We bear the legal and contractual liability from our membership in various associations which exist in connection with power plant projects, profit- and loss-pooling agreements and for the provision of liability cover for nuclear risks, amongst others.
By signing a mutual benefit agreement, RWE AG and other parent companies of German nuclear power plant operators undertook to provide approximately €2,244 million in funding to liable nuclear power plant operators to ensure that they are able to meet their payment obligations in the event of nuclear damages. RWE AG has a 25.851 % contractual share in the liability, plus 5 % for damage settlement costs.
RWE Group companies are involved in litigation and arbitration proceedings related to their operations. However, RWE does not expect any material negative repercussions from these proceedings on the RWE Group’s economic or financial position. Additionally, companies belonging to the RWE Group are directly involved in various administrative and regulatory proceedings (including approval procedures) or are directly affected by their results.

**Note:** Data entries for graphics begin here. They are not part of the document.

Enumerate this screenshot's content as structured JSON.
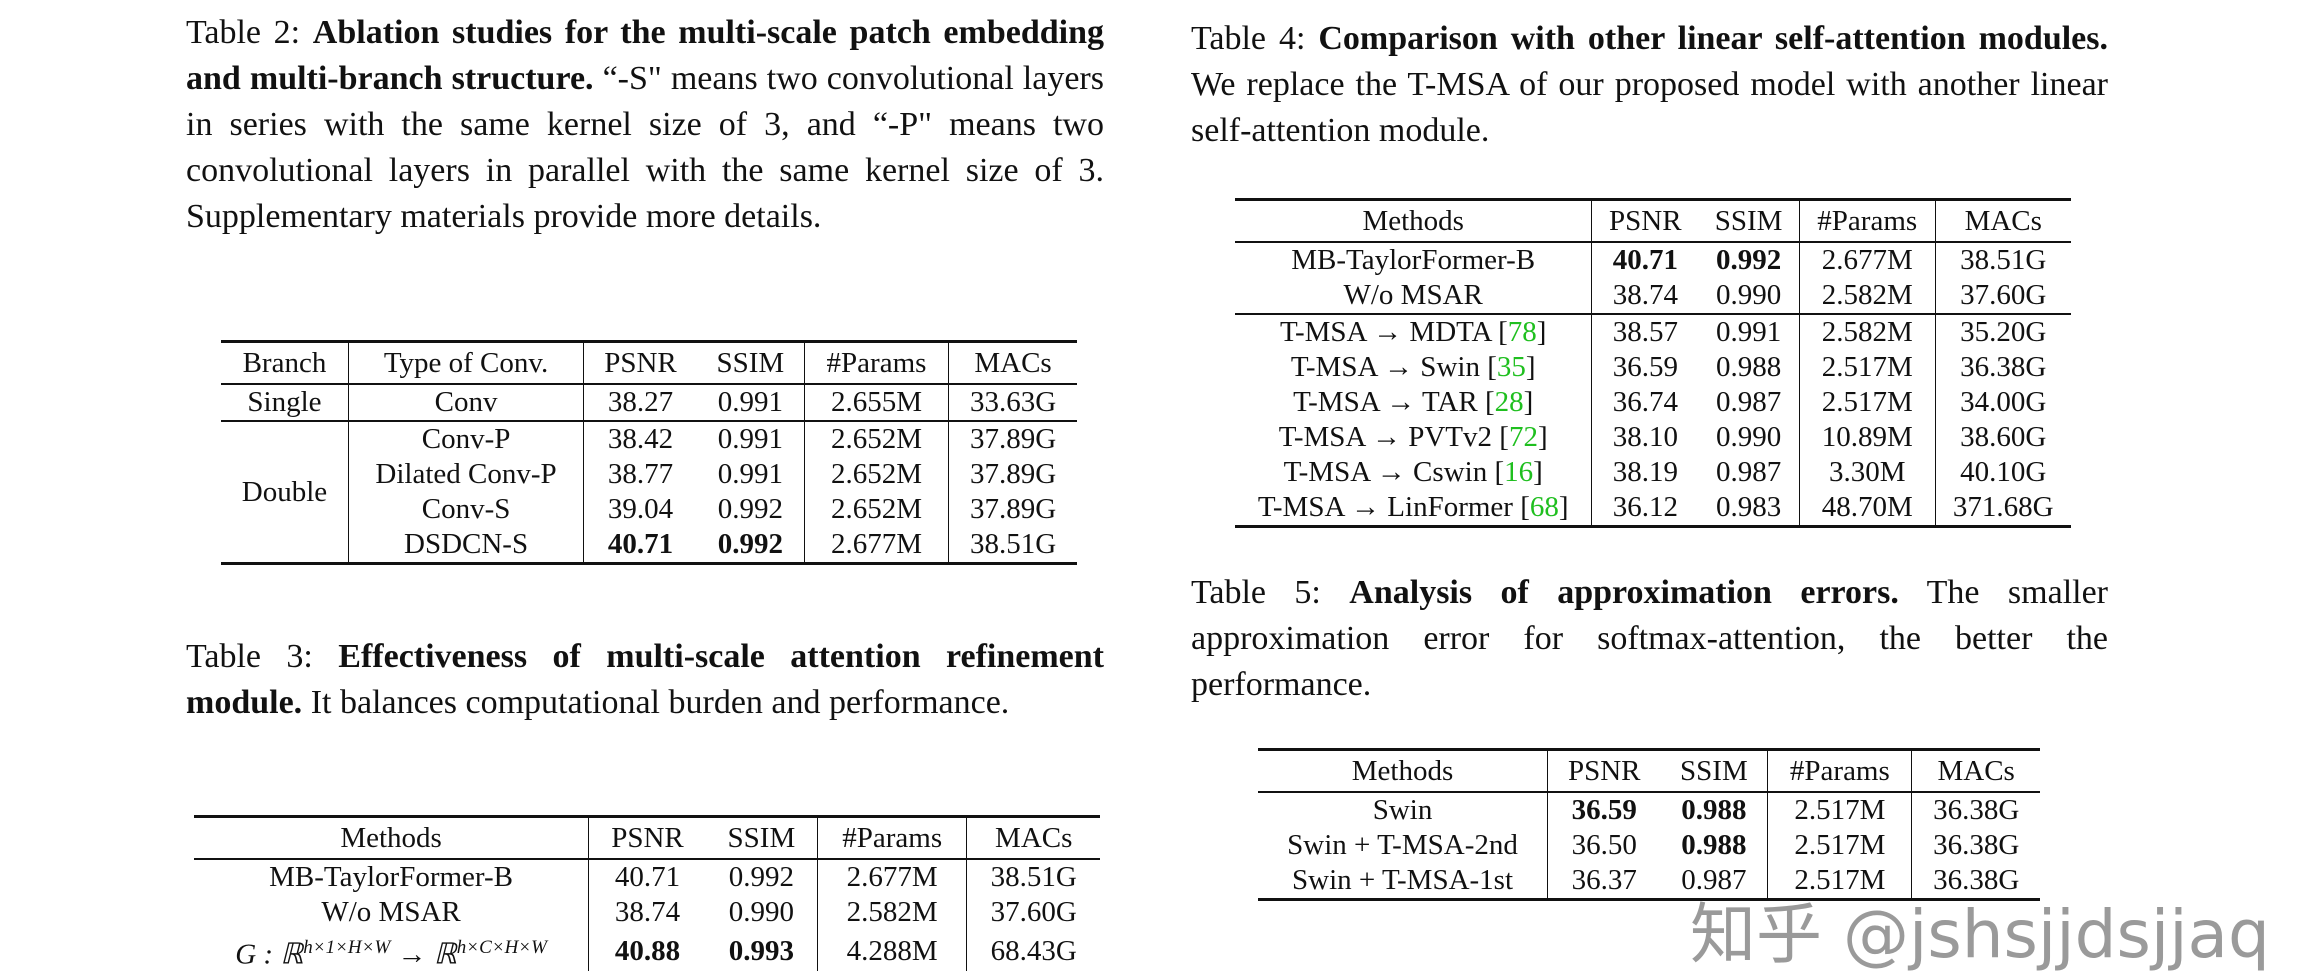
{
  "table2": {
    "caption_label": "Table 2:",
    "caption_bold": "Ablation studies for the multi-scale patch embedding and multi-branch structure.",
    "caption_rest": "“-S\" means two convolutional layers in series with the same kernel size of 3, and “-P\" means two convolutional layers in parallel with the same kernel size of 3. Supplementary materials provide more details.",
    "headers": [
      "Branch",
      "Type of Conv.",
      "PSNR",
      "SSIM",
      "#Params",
      "MACs"
    ],
    "single": {
      "branch": "Single",
      "type": "Conv",
      "psnr": "38.27",
      "ssim": "0.991",
      "params": "2.655M",
      "macs": "33.63G"
    },
    "double_label": "Double",
    "double_rows": [
      {
        "type": "Conv-P",
        "psnr": "38.42",
        "ssim": "0.991",
        "params": "2.652M",
        "macs": "37.89G"
      },
      {
        "type": "Dilated Conv-P",
        "psnr": "38.77",
        "ssim": "0.991",
        "params": "2.652M",
        "macs": "37.89G"
      },
      {
        "type": "Conv-S",
        "psnr": "39.04",
        "ssim": "0.992",
        "params": "2.652M",
        "macs": "37.89G"
      },
      {
        "type": "DSDCN-S",
        "psnr": "40.71",
        "ssim": "0.992",
        "params": "2.677M",
        "macs": "38.51G"
      }
    ]
  },
  "table3": {
    "caption_label": "Table 3:",
    "caption_bold": "Effectiveness of multi-scale attention refinement module.",
    "caption_rest": "It balances computational burden and performance.",
    "headers": [
      "Methods",
      "PSNR",
      "SSIM",
      "#Params",
      "MACs"
    ],
    "rows": [
      {
        "method": "MB-TaylorFormer-B",
        "psnr": "40.71",
        "ssim": "0.992",
        "params": "2.677M",
        "macs": "38.51G"
      },
      {
        "method": "W/o MSAR",
        "psnr": "38.74",
        "ssim": "0.990",
        "params": "2.582M",
        "macs": "37.60G"
      },
      {
        "method": "G : ℝ^{h×1×H×W} → ℝ^{h×C×H×W}",
        "psnr": "40.88",
        "ssim": "0.993",
        "params": "4.288M",
        "macs": "68.43G"
      }
    ],
    "math": {
      "g": "G : ℝ",
      "sup1": "h×1×H×W",
      "arrow": " → ℝ",
      "sup2": "h×C×H×W"
    }
  },
  "table4": {
    "caption_label": "Table 4:",
    "caption_bold": "Comparison with other linear self-attention modules.",
    "caption_rest": "We replace the T-MSA of our proposed model with another linear self-attention module.",
    "headers": [
      "Methods",
      "PSNR",
      "SSIM",
      "#Params",
      "MACs"
    ],
    "rows_top": [
      {
        "method": "MB-TaylorFormer-B",
        "psnr": "40.71",
        "ssim": "0.992",
        "params": "2.677M",
        "macs": "38.51G"
      },
      {
        "method": "W/o MSAR",
        "psnr": "38.74",
        "ssim": "0.990",
        "params": "2.582M",
        "macs": "37.60G"
      }
    ],
    "rows": [
      {
        "method": "T-MSA → MDTA",
        "cite": "78",
        "psnr": "38.57",
        "ssim": "0.991",
        "params": "2.582M",
        "macs": "35.20G"
      },
      {
        "method": "T-MSA → Swin",
        "cite": "35",
        "psnr": "36.59",
        "ssim": "0.988",
        "params": "2.517M",
        "macs": "36.38G"
      },
      {
        "method": "T-MSA → TAR",
        "cite": "28",
        "psnr": "36.74",
        "ssim": "0.987",
        "params": "2.517M",
        "macs": "34.00G"
      },
      {
        "method": "T-MSA → PVTv2",
        "cite": "72",
        "psnr": "38.10",
        "ssim": "0.990",
        "params": "10.89M",
        "macs": "38.60G"
      },
      {
        "method": "T-MSA → Cswin",
        "cite": "16",
        "psnr": "38.19",
        "ssim": "0.987",
        "params": "3.30M",
        "macs": "40.10G"
      },
      {
        "method": "T-MSA → LinFormer",
        "cite": "68",
        "psnr": "36.12",
        "ssim": "0.983",
        "params": "48.70M",
        "macs": "371.68G"
      }
    ],
    "cite_color": "#1fbf1f"
  },
  "table5": {
    "caption_label": "Table 5:",
    "caption_bold": "Analysis of approximation errors.",
    "caption_rest": "The smaller approximation error for softmax-attention, the better the performance.",
    "headers": [
      "Methods",
      "PSNR",
      "SSIM",
      "#Params",
      "MACs"
    ],
    "rows": [
      {
        "method": "Swin",
        "psnr": "36.59",
        "ssim": "0.988",
        "params": "2.517M",
        "macs": "36.38G"
      },
      {
        "method": "Swin + T-MSA-2nd",
        "psnr": "36.50",
        "ssim": "0.988",
        "params": "2.517M",
        "macs": "36.38G"
      },
      {
        "method": "Swin + T-MSA-1st",
        "psnr": "36.37",
        "ssim": "0.987",
        "params": "2.517M",
        "macs": "36.38G"
      }
    ]
  },
  "watermark": "知乎 @jshsjjdsjjaq"
}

Outside shareholders initiated several legal proceedings to examine the appropriateness of the conversion ratios and the amount of cash paid in compensation in connection with company restructurings pursuant to German company law. We are convinced that the conversion ratios and cash compensation calculated on the basis of expert opinions and verified by auditors are adequate. If a different legally enforceable conclusion is reached, the affected shareholders will be compensated, even if they are not involved in the conciliation proceedings.
On December 22, 2008, a settlement was reached to end the conciliation proceedings on the appropriateness of the conversion ratios in relation to the merger of RWE and VEW. Within the framework of this settlement, compensation of €130 million plus interest and costs will be made to previous shareholders of VEW. The compensation to be provided by RWE AG in fiscal 2009 essentially results in an increase in goodwill and liabilities in the consolidated financial statements for the period ended December 31, 2008.
The EU Commission conducted follow-up inquiries at several European power utilities in May and December of 2006. This also affected RWE Group companies in Germany. Afterwards, the EU Commission filed requests with companies including RWE for information on individual energy market issues, which it will process further.
In early May 2007, the EU Commission initiated an abuse procedure against RWE. It suspects that RWE and affiliated companies hindered access to the natural gas transmission system in Germany in order to attain a purportedly market-dominating position in the gas supply business. Following an agreement between RWE AG and the EU Commission in May 2008, in December 2008 RWE AG submitted a formal statement of commitment to sell its German gas transmission network to a third party independent of RWE. This commitment does not constitute admission that anti-trust regulations were violated. The EU Commission is presently surveying other market participants and, on this basis, is expected to decide on an end to the proceedings against all of the RWE companies involved in the spring of 2009.